A 383 is a 350 block bored 0.030" over for a 4.030 diam. bore, with a crank using the 3.75" stroke from a 400 cu. in. The combination requires custom pistons to accommodate the longer 3.75" stroke to keep the pistons from popping out of the top of the block. There is an alternative to the 5.7" rod and pistons made for a 383, but we'll discuss the more common approach first. The custom pistons move the piston pin up in the piston to make the right height from the small end of the rod to the top of the piston. When I say custom pistons, I really mean "after-market" pistons as the 383 piston is so common that it is a shelf stock item, just not a GM produced part. This is such a common combination that all of the after-market piston makers and mail order parts houses are stocking the 383 piston in many configurations. Here is a link to JE Pistons / SRP and you can look up most any configuration you might want. http://www.srp.com/ (Look under "pro series" and log in as a guest)
One drawback to the piston configuration is the ring placement. With the pin moved up, there is less room for rings so they have to squish the 3 ring lands into a smaller area, this leaves the piston a little unstable and under high loads or in a loose bore, they will rock a little allowing compression to squeeze by and oil to migrate into the combustion chamber. You should have the pistons in hand when you take the block to the machine shop so they can match the bore to each piston. Use a very reputable machine shop with a power hone and torque plates to get the best fit recommended by the piston manufacturer.
Here's the first rule of mechanical relationships, and it applies to the 383 more than any other: "opposing components attempting to occupy the same space at the same time,, usually wind up occupying adjoining space at the bottom of the oil pan"
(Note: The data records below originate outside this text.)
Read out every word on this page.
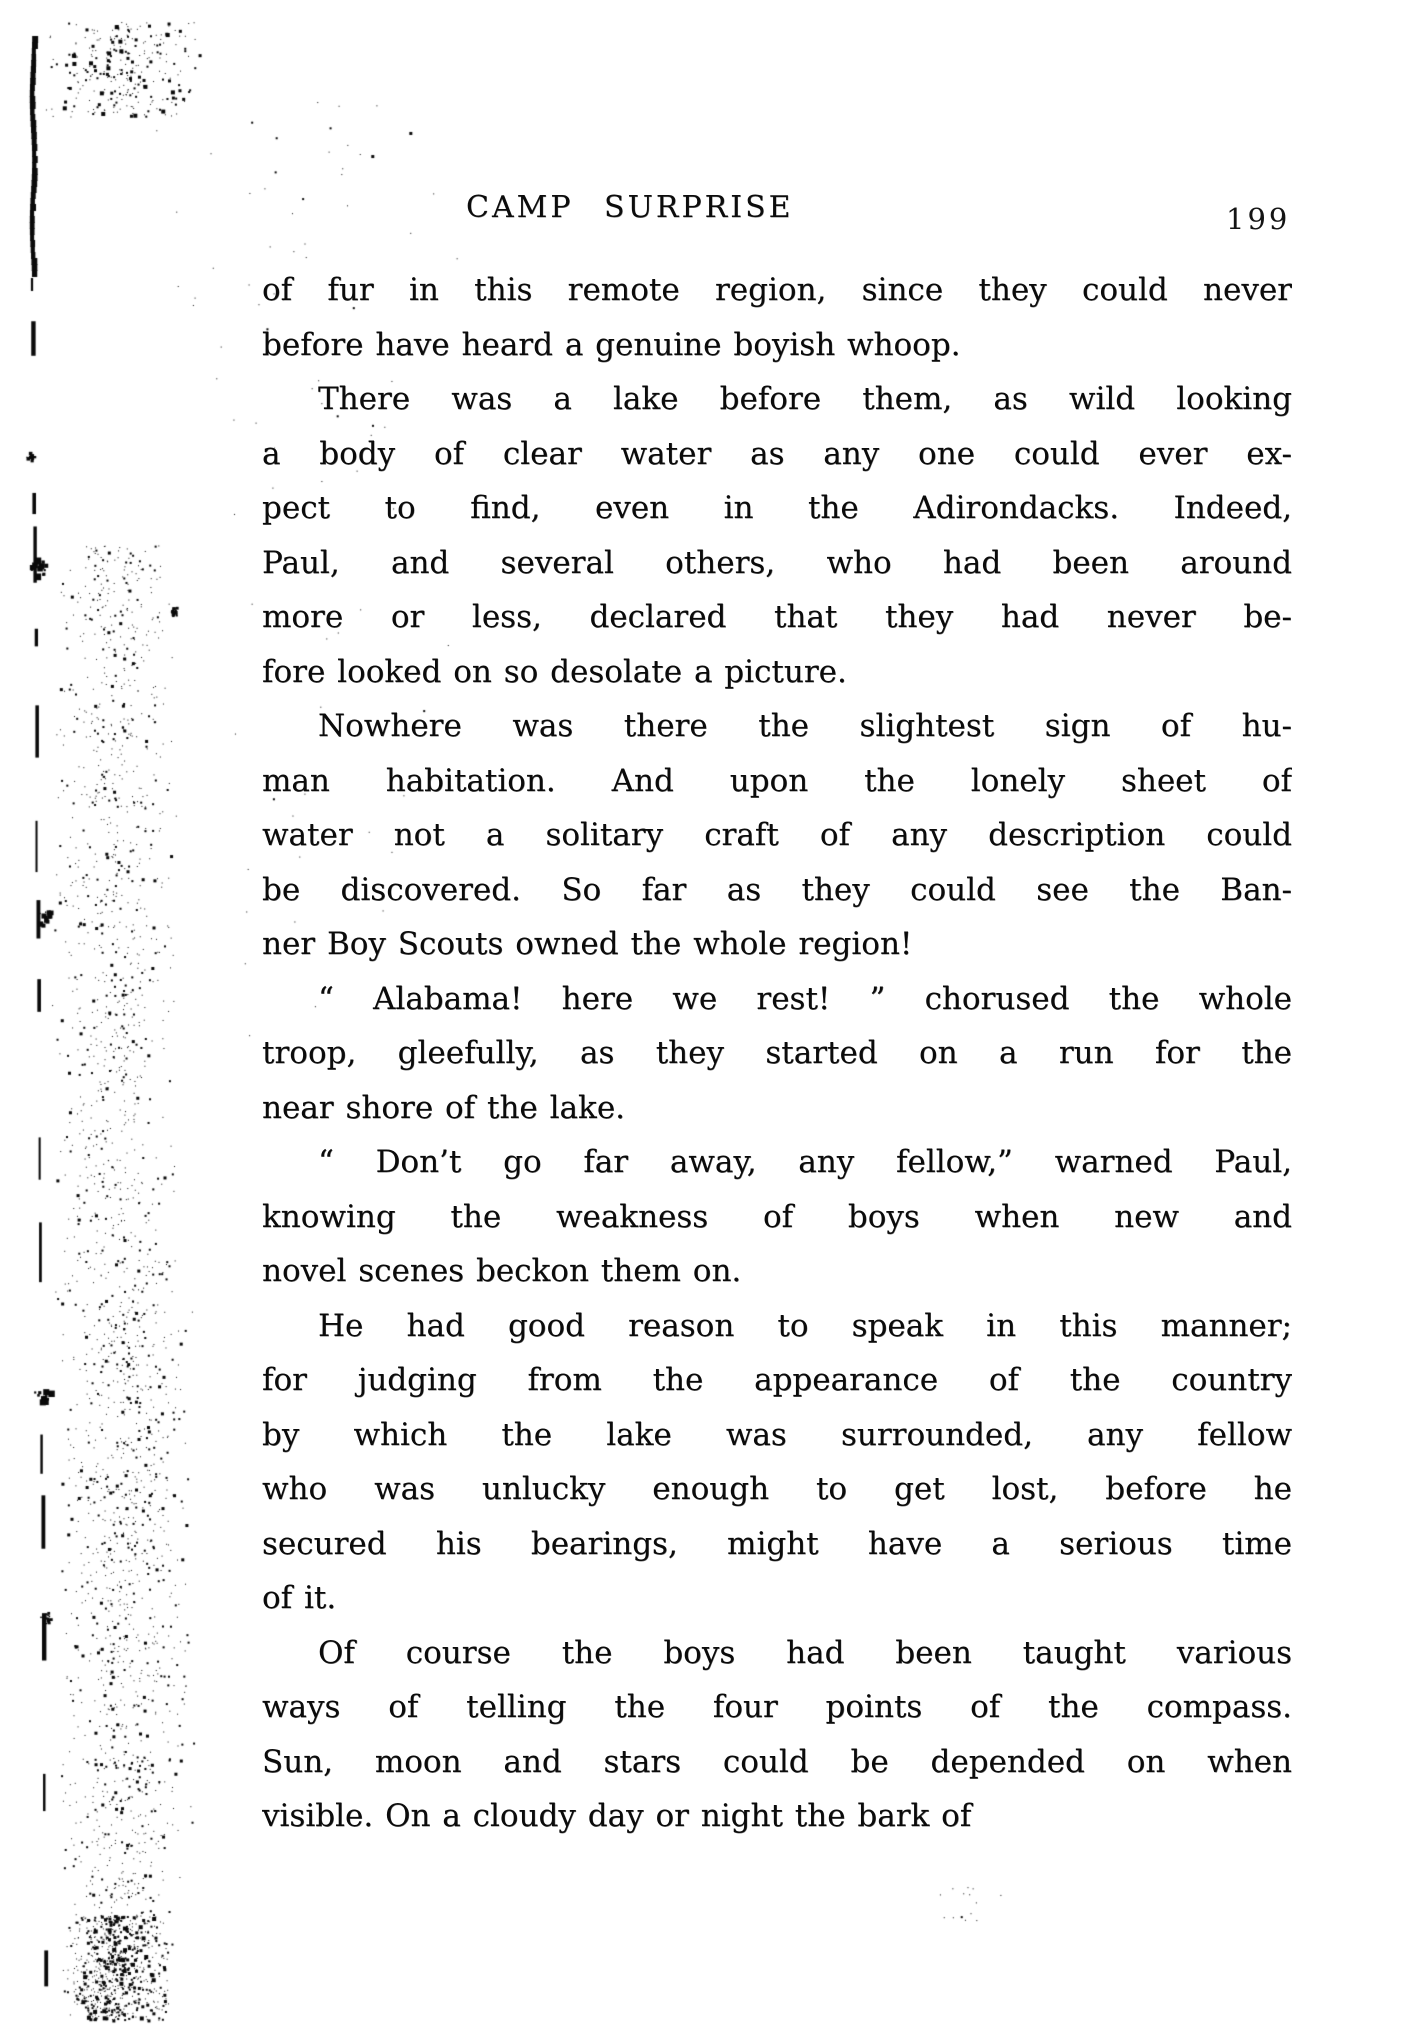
CAMP SURPRISE	199

of fur in this remote region, since they could never
before have heard a genuine boyish whoop.

There was a lake before them, as wild looking
a body of clear water as any one could ever ex-
pect to find, even in the Adirondacks. Indeed,
Paul, and several others, who had been around
more or less, declared that they had never be-
fore looked on so desolate a picture.

Nowhere was there the slightest sign of hu-
man habitation. And upon the lonely sheet of
water not a solitary craft of any description could
be discovered. So far as they could see the Ban-
ner Boy Scouts owned the whole region!

“ Alabama! here we rest! ” chorused the whole
troop, gleefully, as they started on a run for the
near shore of the lake.

“ Don’t go far away, any fellow,” warned Paul,
knowing the weakness of boys when new and
novel scenes beckon them on.

He had good reason to speak in this manner;
for judging from the appearance of the country
by which the lake was surrounded, any fellow
who was unlucky enough to get lost, before he
secured his bearings, might have a serious time
of it.

Of course the boys had been taught various
ways of telling the four points of the compass.
Sun, moon and stars could be depended on when
visible. On a cloudy day or night the bark of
The easiest way to build a 383 is to use a stock rod length (5.7") This will require the least modifications to the block. The 3.75" stroke of the crank just doesn't fit into the 350 block. You will have to grind on the bottom of the bores and the pan rails to clear the larger counterweights and stroke. Make sure you have AT LEAST 0.030" clearance between the reciprocating assembly and the block. As I said, this has become such a common thing that most good machine shops know what and where and how much to remove. Rods are available that have had the rod bolt relocated or ground on to provide the necessary clearance. Some rods do not address the clearance problem so be careful with that selection. I have heard of guys who clearanced the block and completely assembled the bottom end, then when they stuck a very high lift cam in the block, the rod bolts hit the cam lobes. Needles to say, everything had to come out and taken apart for grinding on the rods. Some after-market rods use 12 point cap screws instead of bolts and nuts and are very well suited to the long stroke small block. There is an option to this, you could use a small lift or small base circle cam and high ratio rockers to achieve the desired valve lift.
The last item of major concern is the crankshaft. The common 383 crank is a 400 crank with the journals ground down to the size of the 350 mains. The problem with this is the weak cast 400 crank. The 383 is a real torque monster and the cast crank will work,,,but,,, you are putting a lot of money into this thing, do you really want to have it depend on a weak crank. Many quality forged after-market crankshafts are available which are tailored to the 383 application. Although they represent a considerable investment, they also should be considered cheap engine life insurance.
The 383 can be internally balanced (like your 350) or external balance as the 400 crank was intended. KNOW which your assembly was intended for and match the harmonic balancer and flywheel / flex plate to the balance. Internal balancing the 383 represents a considerable expense if you are using a cast crankshaft. The amount of work necessary may exceed $200 or $300. There comes a point of diminishing returns where a forged crank intended for internal balancing is more cost effective.